Ce changement de paradigme dans ce qui fait réellement « talent » laisse toutefois entrevoir 2 challenges majeurs
Le premier est de prendre conscience que les entreprises ne sont pas seules responsables du renouvellement des compétences des collaborateurs. Développer une force de travail adaptée aux nouvelles exigences passe en effet nécessairement par la refonte du système d’éducation, qui semble dorénavant inadapté aux besoins de compétences des entreprises, et très peu explicatif de la réussite au travail.

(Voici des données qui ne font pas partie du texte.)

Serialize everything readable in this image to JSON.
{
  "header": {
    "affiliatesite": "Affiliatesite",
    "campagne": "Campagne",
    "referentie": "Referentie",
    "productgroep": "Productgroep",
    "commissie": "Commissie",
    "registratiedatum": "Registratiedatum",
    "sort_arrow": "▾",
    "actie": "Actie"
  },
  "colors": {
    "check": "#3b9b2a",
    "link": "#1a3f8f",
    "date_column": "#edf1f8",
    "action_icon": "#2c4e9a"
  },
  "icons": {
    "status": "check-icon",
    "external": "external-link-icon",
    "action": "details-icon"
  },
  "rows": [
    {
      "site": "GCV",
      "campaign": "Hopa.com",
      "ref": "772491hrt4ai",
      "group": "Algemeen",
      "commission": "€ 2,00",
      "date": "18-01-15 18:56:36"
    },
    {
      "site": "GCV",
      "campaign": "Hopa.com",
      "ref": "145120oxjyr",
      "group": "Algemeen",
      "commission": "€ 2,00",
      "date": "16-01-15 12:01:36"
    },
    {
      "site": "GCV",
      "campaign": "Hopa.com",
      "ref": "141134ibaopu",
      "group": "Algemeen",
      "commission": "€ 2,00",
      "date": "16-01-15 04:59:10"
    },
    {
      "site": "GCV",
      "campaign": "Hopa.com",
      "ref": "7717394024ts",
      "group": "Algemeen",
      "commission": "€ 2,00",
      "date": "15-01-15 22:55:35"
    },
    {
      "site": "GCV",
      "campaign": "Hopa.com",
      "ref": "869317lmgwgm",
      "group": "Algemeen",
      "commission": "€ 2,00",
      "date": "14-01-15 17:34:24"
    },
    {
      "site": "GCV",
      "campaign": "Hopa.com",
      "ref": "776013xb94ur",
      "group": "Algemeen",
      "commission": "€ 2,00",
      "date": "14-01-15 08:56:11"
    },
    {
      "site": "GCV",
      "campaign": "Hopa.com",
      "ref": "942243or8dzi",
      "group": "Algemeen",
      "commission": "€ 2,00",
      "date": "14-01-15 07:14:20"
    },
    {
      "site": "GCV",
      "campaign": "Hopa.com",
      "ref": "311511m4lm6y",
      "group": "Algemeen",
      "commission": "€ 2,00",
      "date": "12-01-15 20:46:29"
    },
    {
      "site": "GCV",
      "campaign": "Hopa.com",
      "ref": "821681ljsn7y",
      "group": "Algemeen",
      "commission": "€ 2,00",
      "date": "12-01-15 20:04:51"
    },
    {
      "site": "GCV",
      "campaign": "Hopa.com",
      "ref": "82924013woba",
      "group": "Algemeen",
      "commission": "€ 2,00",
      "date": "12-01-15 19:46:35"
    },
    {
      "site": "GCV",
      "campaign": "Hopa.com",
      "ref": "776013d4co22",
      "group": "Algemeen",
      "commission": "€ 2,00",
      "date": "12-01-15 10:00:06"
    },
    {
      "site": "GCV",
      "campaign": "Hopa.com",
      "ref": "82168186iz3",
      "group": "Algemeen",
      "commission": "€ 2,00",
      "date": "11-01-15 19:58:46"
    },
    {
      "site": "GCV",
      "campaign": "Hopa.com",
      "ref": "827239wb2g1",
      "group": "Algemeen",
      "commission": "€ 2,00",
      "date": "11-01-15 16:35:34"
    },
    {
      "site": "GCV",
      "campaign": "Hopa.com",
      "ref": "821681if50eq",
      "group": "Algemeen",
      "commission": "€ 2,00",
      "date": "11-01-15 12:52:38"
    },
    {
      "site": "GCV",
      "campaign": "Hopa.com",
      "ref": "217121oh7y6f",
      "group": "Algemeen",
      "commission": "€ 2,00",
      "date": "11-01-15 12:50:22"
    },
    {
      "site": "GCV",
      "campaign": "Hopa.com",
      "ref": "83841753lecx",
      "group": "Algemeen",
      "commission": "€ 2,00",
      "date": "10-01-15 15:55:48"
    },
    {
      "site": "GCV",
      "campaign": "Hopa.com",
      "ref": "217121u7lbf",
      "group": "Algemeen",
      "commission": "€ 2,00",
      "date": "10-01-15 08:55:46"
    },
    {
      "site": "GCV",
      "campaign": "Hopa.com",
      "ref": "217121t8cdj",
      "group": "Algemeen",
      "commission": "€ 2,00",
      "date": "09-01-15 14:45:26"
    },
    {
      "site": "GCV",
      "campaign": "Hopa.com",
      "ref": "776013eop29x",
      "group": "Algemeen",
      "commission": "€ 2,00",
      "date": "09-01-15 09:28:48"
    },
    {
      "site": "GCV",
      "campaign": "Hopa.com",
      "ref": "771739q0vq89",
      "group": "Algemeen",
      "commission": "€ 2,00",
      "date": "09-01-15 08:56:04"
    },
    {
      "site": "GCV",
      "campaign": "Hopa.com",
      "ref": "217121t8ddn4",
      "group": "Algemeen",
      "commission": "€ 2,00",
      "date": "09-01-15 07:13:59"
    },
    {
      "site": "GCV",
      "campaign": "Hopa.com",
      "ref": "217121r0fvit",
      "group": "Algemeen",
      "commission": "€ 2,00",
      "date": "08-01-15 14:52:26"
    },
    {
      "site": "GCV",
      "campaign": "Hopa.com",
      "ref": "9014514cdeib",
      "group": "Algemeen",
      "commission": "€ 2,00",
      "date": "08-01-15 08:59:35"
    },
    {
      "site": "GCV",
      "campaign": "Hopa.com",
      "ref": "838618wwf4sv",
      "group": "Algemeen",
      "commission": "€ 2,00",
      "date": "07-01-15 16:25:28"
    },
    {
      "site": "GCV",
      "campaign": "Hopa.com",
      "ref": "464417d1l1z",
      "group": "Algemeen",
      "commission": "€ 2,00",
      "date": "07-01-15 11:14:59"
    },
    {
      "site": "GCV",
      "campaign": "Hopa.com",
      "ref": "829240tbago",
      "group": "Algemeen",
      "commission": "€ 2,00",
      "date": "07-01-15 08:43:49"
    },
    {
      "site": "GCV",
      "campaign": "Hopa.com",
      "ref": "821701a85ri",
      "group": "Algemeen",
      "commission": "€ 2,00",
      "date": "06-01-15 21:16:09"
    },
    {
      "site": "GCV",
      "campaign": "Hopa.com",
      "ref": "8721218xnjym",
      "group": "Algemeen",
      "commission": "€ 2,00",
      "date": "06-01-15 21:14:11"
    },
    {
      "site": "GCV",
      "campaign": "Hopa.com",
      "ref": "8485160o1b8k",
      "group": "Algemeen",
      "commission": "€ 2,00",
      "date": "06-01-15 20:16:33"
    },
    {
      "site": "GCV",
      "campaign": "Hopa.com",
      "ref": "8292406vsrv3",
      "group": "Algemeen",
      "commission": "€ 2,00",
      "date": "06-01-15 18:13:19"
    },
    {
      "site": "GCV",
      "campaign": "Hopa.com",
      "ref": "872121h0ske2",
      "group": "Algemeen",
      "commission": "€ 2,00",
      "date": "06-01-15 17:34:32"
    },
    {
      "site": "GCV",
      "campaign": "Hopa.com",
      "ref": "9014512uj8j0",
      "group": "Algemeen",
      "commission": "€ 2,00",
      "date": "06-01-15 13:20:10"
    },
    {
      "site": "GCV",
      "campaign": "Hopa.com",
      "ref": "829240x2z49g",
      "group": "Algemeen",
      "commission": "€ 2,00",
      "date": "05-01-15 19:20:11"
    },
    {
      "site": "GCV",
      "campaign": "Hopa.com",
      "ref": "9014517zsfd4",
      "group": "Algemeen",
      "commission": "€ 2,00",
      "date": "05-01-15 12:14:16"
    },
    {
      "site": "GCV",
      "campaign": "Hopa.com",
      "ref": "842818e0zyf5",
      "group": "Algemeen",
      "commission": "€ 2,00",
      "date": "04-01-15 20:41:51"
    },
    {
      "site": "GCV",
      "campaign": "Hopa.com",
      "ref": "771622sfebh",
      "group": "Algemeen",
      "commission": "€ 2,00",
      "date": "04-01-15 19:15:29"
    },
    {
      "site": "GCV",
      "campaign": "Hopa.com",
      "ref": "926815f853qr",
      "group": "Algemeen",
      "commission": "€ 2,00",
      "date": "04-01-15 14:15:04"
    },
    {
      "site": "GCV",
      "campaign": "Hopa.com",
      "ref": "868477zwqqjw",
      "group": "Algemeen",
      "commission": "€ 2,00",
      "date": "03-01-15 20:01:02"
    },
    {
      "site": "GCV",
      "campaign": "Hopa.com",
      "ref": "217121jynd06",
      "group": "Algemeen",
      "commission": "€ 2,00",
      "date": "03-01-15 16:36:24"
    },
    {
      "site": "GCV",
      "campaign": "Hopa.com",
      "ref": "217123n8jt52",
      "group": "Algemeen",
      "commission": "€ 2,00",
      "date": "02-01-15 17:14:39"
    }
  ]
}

Les universités ou écoles doivent ainsi passer plus de temps à apprendre aux étudiants comment apprendre, à les aider à développer leur curiosité et leur esprit critique, ou à les orienter vers des programmes qui correspondent à leurs compétences et intérêts naturels. Ce changement dans la formation requière de se détacher de la vision traditionnelle qui évalue la réussite scolaire à travers les seules notes aux examens : à ce titre, une récente étude démontre que les écoles qui misent sur le développement des compétences socio-émotionnelles de leurs étudiants ont de meilleurs résultats à court et long terme. En France, plusieurs initiatives existent déjà dans ce sens, comme par exemple une école de commerce qui recrute ses étudiants sur base de leur personnalité.
Le second est de comprendre que ce sont les data, et pas l’intuition, qui permettent de mesurer le plus objectivement le potentiel comportemental et d’apprentissage des collaborateurs. Trop souvent, dans l’évaluation du potentiel, les recruteurs et managers ont tendance à surestimer leur intuition, pensant l’évaluation des facteurs comportementaux comme étant innée à l’être humain. Le cerveau humain est pourtant naturellement soumis à plusieurs centaines de biais cognitifs, qui font que la plupart de nos choix sont fait pour des raison cachées. En plus de conduire à des erreurs de recrutement ou de management, cette tendance empêche les entreprises d’avoir accès aux informations dont elles ont réellement besoin pour mettre en place des initiatives de reskilling efficaces : selon une étude de Deloitte, 59% des entreprises estiment qu’elles manquent d’informations pour savoir si leurs salariés sont prêts pour l’avenir. Afin de rester compétitives, les entreprises ont ainsi tout intérêt à développer une culture data-driven qui, au-delà d’une simple accumulation de données, vise surtout à prendre des décisions sur base de celles-ci : amasser des données peut sembler proactif, mais si les décisions ne sont pas prises en fonction de ce qu’elles racontent, l’intérêt est nul. A ce titre, l’utilisation de tests psychométriques (évaluant la personnalité, les motivations et les capacités de raisonnement), couplée à des algorithmes prédictifs, permet aujourd’hui de facilement identifier les talents et d’objectiver la gestion des compétences, en donnant accès à des données réellement explicatives de la réussite au travail, et sur lesquels il est aisé de capitaliser.
Les actions de reskilling doivent devenir des stratégies à long terme basées sur la valorisation des compétences comportementales, plutôt que des réponses uniques à un besoin de connaissances à court-terme. Ces processus appellent à une réorganisation autour du capital humain et de sa capacité à se réinventer continuellement.
Les entreprises qui réussiront sont ainsi celles qui comprennent que la notion de talent nécessite un nouveau prisme d’analyse, de compréhension et de décision. Loin des compétences techniques, de l’expérience ou du diplôme, le talent est avant tout une affaire d’adéquation entre la personnalité et le poste visé.